Solved – Anomaly detection using principal component classifier, cutoffs selection

outlierspca

I am trying to implement anomaly detection using principal component classifier proposed in "A novel anomaly detection scheme based on principal component classifier" by Shyu et al.

It proposes that instead of using only the major principal components, it is better to use major as well as minor principal components. For example, the paper uses major principal components that explain 50% of the total variance and the minor components having eigenvalues less than 0.2.

What I am unclear about is the selection of hard cutoffs such as 50% and 0.2. Is there any science behind it? Can anyone please explain?

Best Answer

The first cutoff, the principal components that explain 50% of the total variance, is indeed suggested based on the authors' experiments on the KDD CUP 99 dataset. Underneath Table 2 they explain that they tested cutoffs between 30% to 70%, and that 50% achieved the highest detection rate at the lowest false alarm rate.

As far as I can tell, they have not mentioned any reasoning behind choosing eigenvalues less than 0.2 but I suspect that they used a similar method. That is, testing various cutoffs between some range, and choosing the cutoff which gives the best results on this dataset.

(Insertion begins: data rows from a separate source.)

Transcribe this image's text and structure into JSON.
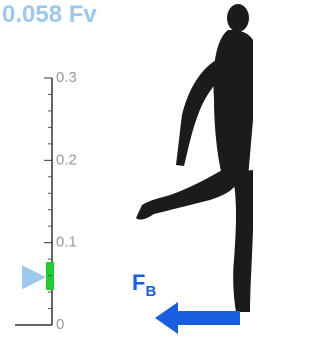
{
  "readout": {
    "value": 0.058,
    "unit": "Fv"
  },
  "scale": {
    "ticks": [
      0,
      0.1,
      0.2,
      0.3
    ]
  },
  "force_label": {
    "main": "F",
    "sub": "B"
  }
}
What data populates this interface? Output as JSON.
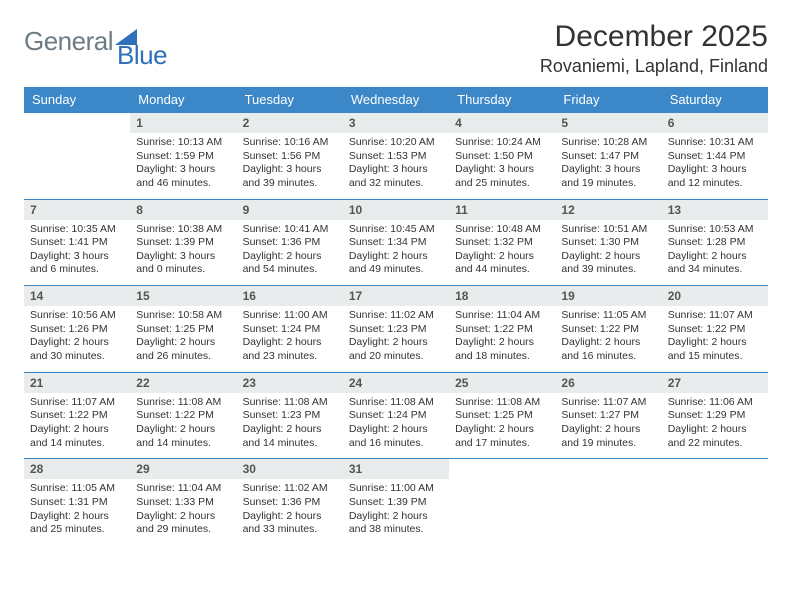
{
  "brand": {
    "gray": "General",
    "blue": "Blue"
  },
  "title": "December 2025",
  "location": "Rovaniemi, Lapland, Finland",
  "colors": {
    "header_bg": "#3b87c8",
    "header_text": "#ffffff",
    "daynum_bg": "#e9eced",
    "rule": "#3b87c8",
    "logo_gray": "#6f7b83",
    "logo_blue": "#2f71b8"
  },
  "weekdays": [
    "Sunday",
    "Monday",
    "Tuesday",
    "Wednesday",
    "Thursday",
    "Friday",
    "Saturday"
  ],
  "weeks": [
    [
      {
        "n": "",
        "lines": [
          "",
          "",
          "",
          ""
        ],
        "empty": true
      },
      {
        "n": "1",
        "lines": [
          "Sunrise: 10:13 AM",
          "Sunset: 1:59 PM",
          "Daylight: 3 hours",
          "and 46 minutes."
        ]
      },
      {
        "n": "2",
        "lines": [
          "Sunrise: 10:16 AM",
          "Sunset: 1:56 PM",
          "Daylight: 3 hours",
          "and 39 minutes."
        ]
      },
      {
        "n": "3",
        "lines": [
          "Sunrise: 10:20 AM",
          "Sunset: 1:53 PM",
          "Daylight: 3 hours",
          "and 32 minutes."
        ]
      },
      {
        "n": "4",
        "lines": [
          "Sunrise: 10:24 AM",
          "Sunset: 1:50 PM",
          "Daylight: 3 hours",
          "and 25 minutes."
        ]
      },
      {
        "n": "5",
        "lines": [
          "Sunrise: 10:28 AM",
          "Sunset: 1:47 PM",
          "Daylight: 3 hours",
          "and 19 minutes."
        ]
      },
      {
        "n": "6",
        "lines": [
          "Sunrise: 10:31 AM",
          "Sunset: 1:44 PM",
          "Daylight: 3 hours",
          "and 12 minutes."
        ]
      }
    ],
    [
      {
        "n": "7",
        "lines": [
          "Sunrise: 10:35 AM",
          "Sunset: 1:41 PM",
          "Daylight: 3 hours",
          "and 6 minutes."
        ]
      },
      {
        "n": "8",
        "lines": [
          "Sunrise: 10:38 AM",
          "Sunset: 1:39 PM",
          "Daylight: 3 hours",
          "and 0 minutes."
        ]
      },
      {
        "n": "9",
        "lines": [
          "Sunrise: 10:41 AM",
          "Sunset: 1:36 PM",
          "Daylight: 2 hours",
          "and 54 minutes."
        ]
      },
      {
        "n": "10",
        "lines": [
          "Sunrise: 10:45 AM",
          "Sunset: 1:34 PM",
          "Daylight: 2 hours",
          "and 49 minutes."
        ]
      },
      {
        "n": "11",
        "lines": [
          "Sunrise: 10:48 AM",
          "Sunset: 1:32 PM",
          "Daylight: 2 hours",
          "and 44 minutes."
        ]
      },
      {
        "n": "12",
        "lines": [
          "Sunrise: 10:51 AM",
          "Sunset: 1:30 PM",
          "Daylight: 2 hours",
          "and 39 minutes."
        ]
      },
      {
        "n": "13",
        "lines": [
          "Sunrise: 10:53 AM",
          "Sunset: 1:28 PM",
          "Daylight: 2 hours",
          "and 34 minutes."
        ]
      }
    ],
    [
      {
        "n": "14",
        "lines": [
          "Sunrise: 10:56 AM",
          "Sunset: 1:26 PM",
          "Daylight: 2 hours",
          "and 30 minutes."
        ]
      },
      {
        "n": "15",
        "lines": [
          "Sunrise: 10:58 AM",
          "Sunset: 1:25 PM",
          "Daylight: 2 hours",
          "and 26 minutes."
        ]
      },
      {
        "n": "16",
        "lines": [
          "Sunrise: 11:00 AM",
          "Sunset: 1:24 PM",
          "Daylight: 2 hours",
          "and 23 minutes."
        ]
      },
      {
        "n": "17",
        "lines": [
          "Sunrise: 11:02 AM",
          "Sunset: 1:23 PM",
          "Daylight: 2 hours",
          "and 20 minutes."
        ]
      },
      {
        "n": "18",
        "lines": [
          "Sunrise: 11:04 AM",
          "Sunset: 1:22 PM",
          "Daylight: 2 hours",
          "and 18 minutes."
        ]
      },
      {
        "n": "19",
        "lines": [
          "Sunrise: 11:05 AM",
          "Sunset: 1:22 PM",
          "Daylight: 2 hours",
          "and 16 minutes."
        ]
      },
      {
        "n": "20",
        "lines": [
          "Sunrise: 11:07 AM",
          "Sunset: 1:22 PM",
          "Daylight: 2 hours",
          "and 15 minutes."
        ]
      }
    ],
    [
      {
        "n": "21",
        "lines": [
          "Sunrise: 11:07 AM",
          "Sunset: 1:22 PM",
          "Daylight: 2 hours",
          "and 14 minutes."
        ]
      },
      {
        "n": "22",
        "lines": [
          "Sunrise: 11:08 AM",
          "Sunset: 1:22 PM",
          "Daylight: 2 hours",
          "and 14 minutes."
        ]
      },
      {
        "n": "23",
        "lines": [
          "Sunrise: 11:08 AM",
          "Sunset: 1:23 PM",
          "Daylight: 2 hours",
          "and 14 minutes."
        ]
      },
      {
        "n": "24",
        "lines": [
          "Sunrise: 11:08 AM",
          "Sunset: 1:24 PM",
          "Daylight: 2 hours",
          "and 16 minutes."
        ]
      },
      {
        "n": "25",
        "lines": [
          "Sunrise: 11:08 AM",
          "Sunset: 1:25 PM",
          "Daylight: 2 hours",
          "and 17 minutes."
        ]
      },
      {
        "n": "26",
        "lines": [
          "Sunrise: 11:07 AM",
          "Sunset: 1:27 PM",
          "Daylight: 2 hours",
          "and 19 minutes."
        ]
      },
      {
        "n": "27",
        "lines": [
          "Sunrise: 11:06 AM",
          "Sunset: 1:29 PM",
          "Daylight: 2 hours",
          "and 22 minutes."
        ]
      }
    ],
    [
      {
        "n": "28",
        "lines": [
          "Sunrise: 11:05 AM",
          "Sunset: 1:31 PM",
          "Daylight: 2 hours",
          "and 25 minutes."
        ]
      },
      {
        "n": "29",
        "lines": [
          "Sunrise: 11:04 AM",
          "Sunset: 1:33 PM",
          "Daylight: 2 hours",
          "and 29 minutes."
        ]
      },
      {
        "n": "30",
        "lines": [
          "Sunrise: 11:02 AM",
          "Sunset: 1:36 PM",
          "Daylight: 2 hours",
          "and 33 minutes."
        ]
      },
      {
        "n": "31",
        "lines": [
          "Sunrise: 11:00 AM",
          "Sunset: 1:39 PM",
          "Daylight: 2 hours",
          "and 38 minutes."
        ]
      },
      {
        "n": "",
        "lines": [
          "",
          "",
          "",
          ""
        ],
        "empty": true
      },
      {
        "n": "",
        "lines": [
          "",
          "",
          "",
          ""
        ],
        "empty": true
      },
      {
        "n": "",
        "lines": [
          "",
          "",
          "",
          ""
        ],
        "empty": true
      }
    ]
  ]
}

Slightly unrelated, but very important if you are doing research in Intrusion Detection: be very careful with the DARPA 1998 and KDD CUP 99 datasets. It has been known for a very long time now that these datasets are inherently flawed, and that techniques cannot be accurately evaluated using them [1][2]. The NSL-KDD dataset [2] may be a more reliable evaluation but is still not ideal. Furthermore, there is some interesting debate on the overwhelming use of machine learning and other anomaly detection techniques in intrusion detection research [3]. You might want to read the papers in the reference list for more details.

References:

  1. McHugh, "Testing Intrusion Detection Systems: A Critique of the 1998 and 1999 DARPA Intrusion Detection System Evaluations as Performed by Lincoln Laboratory"
  2. Tavallaee et al., "Toward Credible Evaluation of Anomaly-Based Intrusion-Detection Methods"
  3. Sommer et al, "Outside the Closed World: On Using Machine Learning For Network Intrusion Detection"